Monday, December 30, 2024

LOOKING BACK AT 2024 - PART 2

 

MIDDLE & EAST TENNESSEE
MAY 30 - JUNE 2, 2024

April and May were busy months for me as I stayed busy getting ready for my Nieces High School Graduation. I didn’t want to travel over Memorial Day weekend, so I waited until after the holiday to hit the road for another little weekend trip.

This time I headed down to Franklin Tennessee where I visited the graves of a number of Country Music Stars that are buried in the Franklin Area. Williamson Memorial Park is the final resting place of several Grand Ole Opry stars including of Longtime Grand Ole Opry Announcer Grant Turner, Brothers Sam and Kirk McGee, and Skeeter Davis.

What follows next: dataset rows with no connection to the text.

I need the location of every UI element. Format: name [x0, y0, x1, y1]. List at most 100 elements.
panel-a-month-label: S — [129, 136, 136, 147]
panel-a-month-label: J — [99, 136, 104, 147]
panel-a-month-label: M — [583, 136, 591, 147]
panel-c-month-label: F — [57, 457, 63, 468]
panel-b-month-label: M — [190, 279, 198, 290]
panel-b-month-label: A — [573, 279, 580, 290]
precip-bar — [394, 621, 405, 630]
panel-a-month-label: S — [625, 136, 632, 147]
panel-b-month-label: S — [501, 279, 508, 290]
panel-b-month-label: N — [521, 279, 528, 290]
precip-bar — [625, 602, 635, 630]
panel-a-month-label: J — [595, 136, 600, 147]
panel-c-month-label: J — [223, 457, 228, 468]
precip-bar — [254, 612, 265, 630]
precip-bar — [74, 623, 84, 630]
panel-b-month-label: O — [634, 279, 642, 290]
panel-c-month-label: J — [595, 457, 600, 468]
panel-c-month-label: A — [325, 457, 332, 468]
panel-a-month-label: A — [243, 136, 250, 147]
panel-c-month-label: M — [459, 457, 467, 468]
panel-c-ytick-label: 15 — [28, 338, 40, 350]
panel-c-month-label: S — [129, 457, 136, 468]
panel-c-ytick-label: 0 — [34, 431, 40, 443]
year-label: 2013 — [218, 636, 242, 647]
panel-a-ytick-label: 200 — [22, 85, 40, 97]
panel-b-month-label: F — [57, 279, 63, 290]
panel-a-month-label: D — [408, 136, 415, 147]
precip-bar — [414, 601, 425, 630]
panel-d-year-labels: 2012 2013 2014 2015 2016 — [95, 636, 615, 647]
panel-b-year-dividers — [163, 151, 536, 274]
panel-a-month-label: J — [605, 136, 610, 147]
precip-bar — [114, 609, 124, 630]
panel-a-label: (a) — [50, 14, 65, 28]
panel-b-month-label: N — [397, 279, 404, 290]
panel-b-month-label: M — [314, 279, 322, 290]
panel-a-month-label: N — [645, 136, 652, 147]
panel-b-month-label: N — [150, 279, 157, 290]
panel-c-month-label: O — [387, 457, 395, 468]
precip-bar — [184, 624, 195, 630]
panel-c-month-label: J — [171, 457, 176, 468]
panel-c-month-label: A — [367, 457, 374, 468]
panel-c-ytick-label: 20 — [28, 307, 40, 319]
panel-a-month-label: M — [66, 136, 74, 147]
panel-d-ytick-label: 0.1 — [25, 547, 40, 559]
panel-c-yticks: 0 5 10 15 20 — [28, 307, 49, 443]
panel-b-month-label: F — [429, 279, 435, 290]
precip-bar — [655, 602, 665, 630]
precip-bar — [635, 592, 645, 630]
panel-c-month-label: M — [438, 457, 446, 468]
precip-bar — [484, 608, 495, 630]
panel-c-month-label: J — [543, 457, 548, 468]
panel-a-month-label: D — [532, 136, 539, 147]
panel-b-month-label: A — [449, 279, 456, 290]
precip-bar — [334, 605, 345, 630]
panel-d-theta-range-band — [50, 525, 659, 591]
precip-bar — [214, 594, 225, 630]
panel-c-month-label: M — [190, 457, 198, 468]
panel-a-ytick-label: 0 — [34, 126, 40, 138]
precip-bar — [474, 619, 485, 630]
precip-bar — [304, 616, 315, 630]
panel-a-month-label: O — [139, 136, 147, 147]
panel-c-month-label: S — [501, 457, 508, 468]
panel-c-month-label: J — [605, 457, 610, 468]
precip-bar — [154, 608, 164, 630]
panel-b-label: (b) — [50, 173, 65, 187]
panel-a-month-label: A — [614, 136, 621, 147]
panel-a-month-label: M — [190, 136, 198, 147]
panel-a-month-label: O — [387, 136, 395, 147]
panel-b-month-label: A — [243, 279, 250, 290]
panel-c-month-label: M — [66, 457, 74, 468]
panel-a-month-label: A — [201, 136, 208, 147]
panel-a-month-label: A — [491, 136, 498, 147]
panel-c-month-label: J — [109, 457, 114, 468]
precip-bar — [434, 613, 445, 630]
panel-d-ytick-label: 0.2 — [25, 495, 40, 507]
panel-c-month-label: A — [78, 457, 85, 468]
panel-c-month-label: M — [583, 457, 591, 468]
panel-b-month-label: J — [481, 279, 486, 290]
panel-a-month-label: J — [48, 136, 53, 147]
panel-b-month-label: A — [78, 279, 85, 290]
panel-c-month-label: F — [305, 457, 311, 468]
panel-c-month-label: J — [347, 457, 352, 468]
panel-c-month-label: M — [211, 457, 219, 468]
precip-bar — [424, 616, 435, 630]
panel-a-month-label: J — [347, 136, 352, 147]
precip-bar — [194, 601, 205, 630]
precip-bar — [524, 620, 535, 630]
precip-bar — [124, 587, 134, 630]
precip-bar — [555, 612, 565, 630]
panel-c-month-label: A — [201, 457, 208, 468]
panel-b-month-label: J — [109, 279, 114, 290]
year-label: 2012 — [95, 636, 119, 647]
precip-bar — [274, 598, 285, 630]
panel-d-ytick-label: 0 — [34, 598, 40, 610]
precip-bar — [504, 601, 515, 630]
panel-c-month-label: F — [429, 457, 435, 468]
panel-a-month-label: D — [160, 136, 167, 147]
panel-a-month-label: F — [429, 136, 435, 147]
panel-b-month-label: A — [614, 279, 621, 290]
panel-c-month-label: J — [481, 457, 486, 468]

Anytime I come to Franklin, I have to stop by Mount Hope Cemetery and visit the grave of Sarah Ophelia Colley Cannon, who is better known as Cousin Minnie Pearl.

While in Franklin I made the 30-mile drive down to Columbia Tennessee where I spent the day visiting the Home of President James K. Polk and visiting the National Confederate Museum.

I enjoyed a personal tour of the only surviving home of President James K. Polk. I was the only visitor and enjoyed the informal nature of the tour.

Just outside of Columbia is the National Confederate Museum. It’s a very interesting museum that has a large number of unique artifacts relating to the Confederacy, including a number of battle flags.

The Museum is also the Final resting place of Confederate General Nathan Bedford Forrest. General


Forest was originally buried in Forrest Park in downtown Memphis Tennessee, But in 2020 the body of the General and his wife were disinterred from their Memphis grave and taken to a secure location while a permanent gravesite could be located and prepared. On September 18, 2021 General Nathan Bedford Forrest and his wife Ann were reinterred on the Grounds of the National Confederate Museum at Elms Springs.

Back in Franklin, I had planned on spending the evening and the next day in downtown Nashville. But heavy rain and severe storms were forecast throughout most of Middle Tennessee. So, the next morning I decided to cut my visit to Nashville short and head back east and try and get in front of the weather.

I was for the Most part successful as by the time I arrived at Buc-ees in Cookeville, Tennessee the weather had cleared up enough that I was able to make my way up to the Historic Brushy Mountain Prison.

This was a really interesting place as I spent a little more than two hours taking the self-guided tour of the old prison that once housed James Earl Ray, the Man convicted of kill Martin Luther King, Jr.

I spent the night in Oak Ridge Tennessee before driving home and ending a short but enjoyable weekend trip.

ZOO FUN

JUNE 24-26, 2024


In June, My Niece, Jalynn, her Friend Gracie and I headed down to the Greensboro Area of North Carolina for a little three-day two night vacation. This was a really short but great trip right in our backyard.

On the way down we stopped at the Greensboro Science Center. None of us knew what to expect so our expectations were low. To say we were amazed would be an understatement.  The Science Center is so much more than “science.” It is part science center, part aquarium and part zoo. We had only planned to spend a couple of hours here but ended up spending most of the afternoon.

We spent the night in Asheboro, North and was up early the next morning and arrived at the North Carolina Zoo just a few minutes after it opened. This is a very large natural habitat zoo. When I say it requires a lot of walking, I am not joking.

Being that we were there in Late June the Temperature was in the 90’s which added to the challenge. We spent about 4 hours there and by the time we finished my Fitbit indicated that we had walked over 6-miles.

The girls spent the rest of the afternoon at the hotel pool and I spent it nursing my old knees in my cool hotel room. After a good night’s sleep, we drove home the next day.